High availability for a Db2 Warehouse MPP deployment
For an MPP deployment, Db2® Warehouse provides high availability, offering you the ability to have your data warehouse carry on with its activities if failures occur.
The HA solution is based on a heartbeat mechanism, automatic restart of services, and node
failover. The heartbeat detects when a node, a database partition, or the web console is down, and
the cluster manager takes the appropriate action. For instance, the cluster manager attempts to
restart any failed data partitions or the web console. Figure 1 shows a Db2 Warehouse HA group in a healthy
state. The file system is not a part of the HA group, so use whatever HA solution that is
appropriate for the technology you are using. Similarly, you can use a method such as a load
balancer to make head node failures not apparent to connected applications.
If a data node fails and does not restart within the heartbeat interval, all services are stopped on that node. The data partitions (and their workload) that are assigned to that node are automatically redistributed across the surviving nodes in the cluster. There is no way to automatically reintegrate failed nodes; you must perform some manual steps to have a failed node rejoin the cluster.

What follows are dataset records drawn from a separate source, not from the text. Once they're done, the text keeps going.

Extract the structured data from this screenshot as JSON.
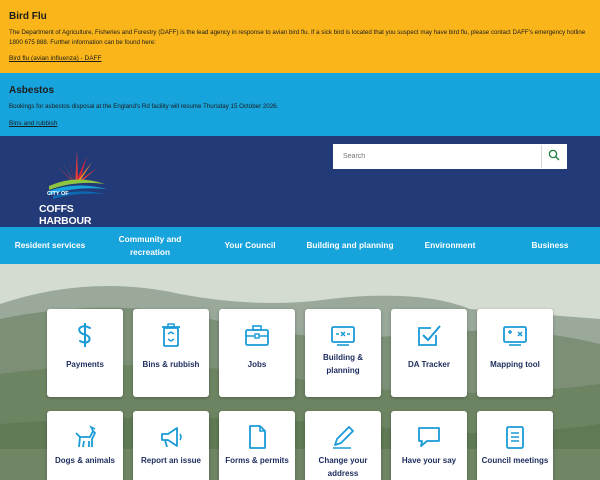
{
  "alerts": [
    {
      "title": "Bird Flu",
      "body": "The Department of Agriculture, Fisheries and Forestry (DAFF) is the lead agency in response to avian bird flu. If a sick bird is located that you suspect may have bird flu, please contact DAFF's emergency hotline 1800 675 888. Further information can be found here:",
      "link": "Bird flu (avian influenza) - DAFF",
      "color": "#f9b51a"
    },
    {
      "title": "Asbestos",
      "body": "Bookings for asbestos disposal at the England's Rd facility will resume Thursday 15 October 2026.",
      "link": "Bins and rubbish",
      "color": "#17a3db"
    }
  ],
  "header": {
    "logo_city": "CITY OF",
    "logo_name": "COFFS HARBOUR",
    "search_placeholder": "Search",
    "background": "#233a78"
  },
  "nav": [
    "Resident services",
    "Community and recreation",
    "Your Council",
    "Building and planning",
    "Environment",
    "Business"
  ],
  "tiles": [
    {
      "label": "Payments",
      "icon": "dollar-icon"
    },
    {
      "label": "Bins & rubbish",
      "icon": "recycle-bin-icon"
    },
    {
      "label": "Jobs",
      "icon": "briefcase-icon"
    },
    {
      "label": "Building & planning",
      "icon": "building-plan-icon"
    },
    {
      "label": "DA Tracker",
      "icon": "checkbox-icon"
    },
    {
      "label": "Mapping tool",
      "icon": "map-tool-icon"
    },
    {
      "label": "Dogs & animals",
      "icon": "dog-icon"
    },
    {
      "label": "Report an issue",
      "icon": "megaphone-icon"
    },
    {
      "label": "Forms & permits",
      "icon": "document-icon"
    },
    {
      "label": "Change your address",
      "icon": "pencil-icon"
    },
    {
      "label": "Have your say",
      "icon": "speech-bubble-icon"
    },
    {
      "label": "Council meetings",
      "icon": "clipboard-list-icon"
    }
  ],
  "colors": {
    "accent": "#17a3db",
    "navy": "#233a78",
    "tile_text": "#1d2c5e",
    "icon": "#1a9bd7"
  }
}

If the head node fails and does not restart within the heartbeat interval, its data partitions
are redistributed, and an election occurs. In the election, a new head node is selected from the
first seven active data nodes in the cluster. As you can see in Figure 2, the web console is restarted on the new
head node.
After a head node failover, if the original head node becomes reachable again, restart the system for the original head node to become the current head node again.